Il vecchio circo è a noi ancora necessario quanto il campionario delle tante e disparate cose anacronistiche quali i santi, i chiromanti, le feste di paese, la crudeltà del tifo sportivo. Ciascuno di noi, ogni volta che esce da quello e da qualunque circo, non ha forse l’opinione migliore di quelli che hanno sfruttato il nostro tempo pur soddisfandoci. Sapendo noi che per soddisfarci, non è detto vadano per il sottile nell’occuparsi di piranha, tigri o elefanti. Sapendo noi che il perpetrare tali tradizioni si basa su un concetto di proprietà materiale e dominio antico, che copre allo stesso modo il camion-acquario, gli animali e le persone.

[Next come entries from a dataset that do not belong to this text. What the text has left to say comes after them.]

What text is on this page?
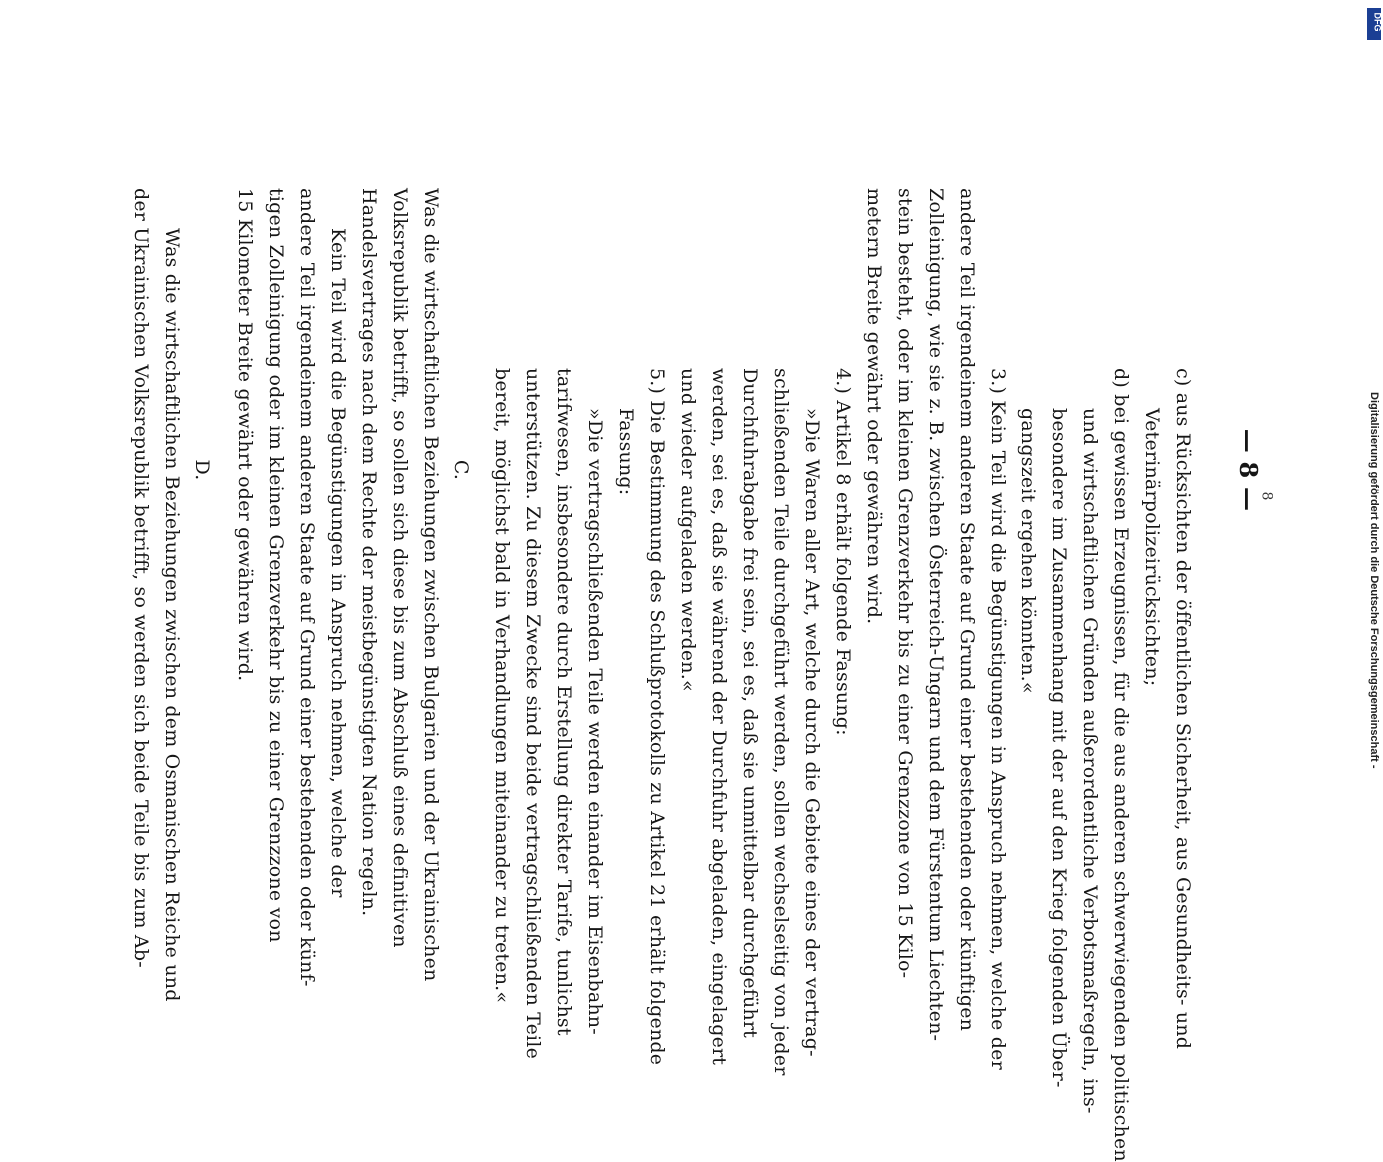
— 8 —
c) aus Rücksichten der öffentlichen Sicherheit, aus Gesundheits- und
Veterinärpolizeirücksichten;
d) bei gewissen Erzeugnissen, für die aus anderen schwerwiegenden politischen
und wirtschaftlichen Gründen außerordentliche Verbotsmaßregeln, ins-
besondere im Zusammenhang mit der auf den Krieg folgenden Über-
gangszeit ergehen könnten.«
3.) Kein Teil wird die Begünstigungen in Anspruch nehmen, welche der
andere Teil irgendeinem anderen Staate auf Grund einer bestehenden oder künftigen
Zolleinigung, wie sie z. B. zwischen Österreich-Ungarn und dem Fürstentum Liechten-
stein besteht, oder im kleinen Grenzverkehr bis zu einer Grenzzone von 15 Kilo-
metern Breite gewährt oder gewähren wird.
4.) Artikel 8 erhält folgende Fassung:
»Die Waren aller Art, welche durch die Gebiete eines der vertrag-
schließenden Teile durchgeführt werden, sollen wechselseitig von jeder
Durchfuhrabgabe frei sein, sei es, daß sie unmittelbar durchgeführt
werden, sei es, daß sie während der Durchfuhr abgeladen, eingelagert
und wieder aufgeladen werden.«
5.) Die Bestimmung des Schlußprotokolls zu Artikel 21 erhält folgende
Fassung:
»Die vertragschließenden Teile werden einander im Eisenbahn-
tarifwesen, insbesondere durch Erstellung direkter Tarife, tunlichst
unterstützen. Zu diesem Zwecke sind beide vertragschließenden Teile
bereit, möglichst bald in Verhandlungen miteinander zu treten.«
C.
Was die wirtschaftlichen Beziehungen zwischen Bulgarien und der Ukrainischen
Volksrepublik betrifft, so sollen sich diese bis zum Abschluß eines definitiven
Handelsvertrages nach dem Rechte der meistbegünstigten Nation regeln.
Kein Teil wird die Begünstigungen in Anspruch nehmen, welche der
andere Teil irgendeinem anderen Staate auf Grund einer bestehenden oder künf-
tigen Zolleinigung oder im kleinen Grenzverkehr bis zu einer Grenzzone von
15 Kilometer Breite gewährt oder gewähren wird.
D.
Was die wirtschaftlichen Beziehungen zwischen dem Osmanischen Reiche und
der Ukrainischen Volksrepublik betrifft, so werden sich beide Teile bis zum Ab-	8	Digitalisierung gefördert durch die Deutsche Forschungsgemeinschaft -
DFG
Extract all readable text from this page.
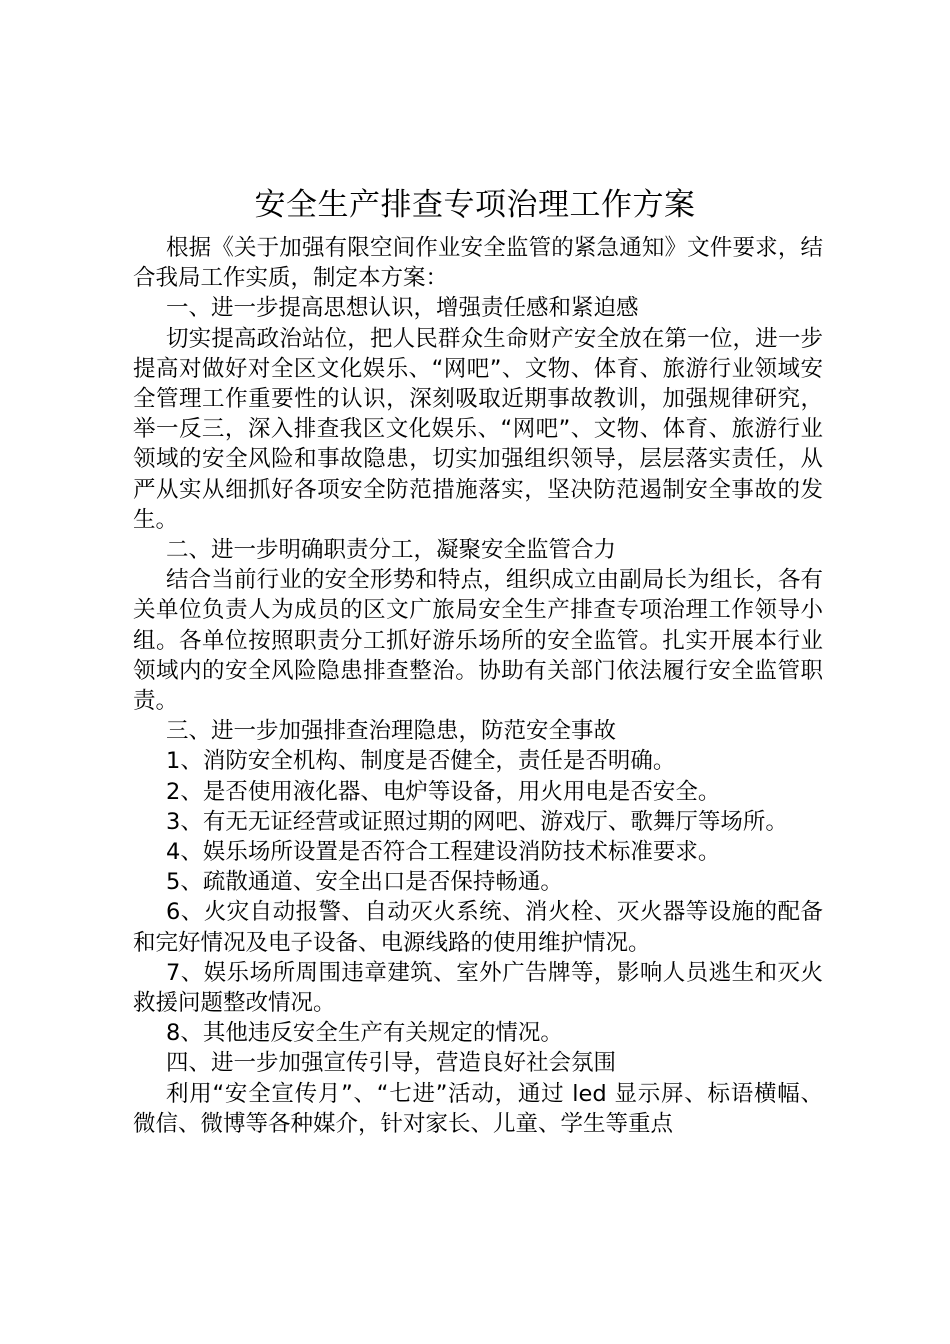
安全生产排查专项治理工作方案

根据《关于加强有限空间作业安全监管的紧急通知》文件要求，结合我局工作实质，制定本方案：

一、进一步提高思想认识，增强责任感和紧迫感

切实提高政治站位，把人民群众生命财产安全放在第一位，进一步提高对做好对全区文化娱乐、“网吧”、文物、体育、旅游行业领域安全管理工作重要性的认识，深刻吸取近期事故教训，加强规律研究，举一反三，深入排查我区文化娱乐、“网吧”、文物、体育、旅游行业领域的安全风险和事故隐患，切实加强组织领导，层层落实责任，从严从实从细抓好各项安全防范措施落实，坚决防范遏制安全事故的发生。

二、进一步明确职责分工，凝聚安全监管合力

结合当前行业的安全形势和特点，组织成立由副局长为组长，各有关单位负责人为成员的区文广旅局安全生产排查专项治理工作领导小组。各单位按照职责分工抓好游乐场所的安全监管。扎实开展本行业领域内的安全风险隐患排查整治。协助有关部门依法履行安全监管职责。

三、进一步加强排查治理隐患，防范安全事故

1、消防安全机构、制度是否健全，责任是否明确。

2、是否使用液化器、电炉等设备，用火用电是否安全。

3、有无无证经营或证照过期的网吧、游戏厅、歌舞厅等场所。

4、娱乐场所设置是否符合工程建设消防技术标准要求。

5、疏散通道、安全出口是否保持畅通。

6、火灾自动报警、自动灭火系统、消火栓、灭火器等设施的配备和完好情况及电子设备、电源线路的使用维护情况。

7、娱乐场所周围违章建筑、室外广告牌等，影响人员逃生和灭火救援问题整改情况。

8、其他违反安全生产有关规定的情况。

四、进一步加强宣传引导，营造良好社会氛围

利用“安全宣传月”、“七进”活动，通过 led 显示屏、标语横幅、微信、微博等各种媒介，针对家长、儿童、学生等重点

Ma per la nostra civiltà della perfezione, tutto ciò è necessario, con il suo odore di piscio e nafta, con il suo avvolgente erotismo d’accatto.
Il circo resta lo spettacolo delle crudeltà inflitte. In un mondo finalmente regolato da diritti umani e animali, senso dell’ambiente, normative del lavoro, il circo è forse tra gli ultimi paradisi della crudeltà. L’ultimo avamposto sul pianeta dove per mestiere si rischia deliberatamente la propria vita. Dove il dominio può essere ancora selvaggio, intollerabile.
Ma se vogliamo vedere il leone in gabbia o l’acrobata cinese dobbiamo accettarne, però senza scusarle, le necessarie crudeltà, qualunque ne sia il livello a cui esse possano arrivare nel circo. Sta a ciascuno di noi sceglierle se condannarle accettandole o rifiutarle auspicandone l’estinzione.
Crudeltà che sono il prezzo da pagare per noi donne e uomini normali quando vogliamo, perché le vorremo ancora e sempre, le emozioni più crude, primarie e indefinite che ci portiamo dietro dal giorno della creazione. Ammesso che sia esistito prima un Eden in cui tutte le creature vivevano in pace.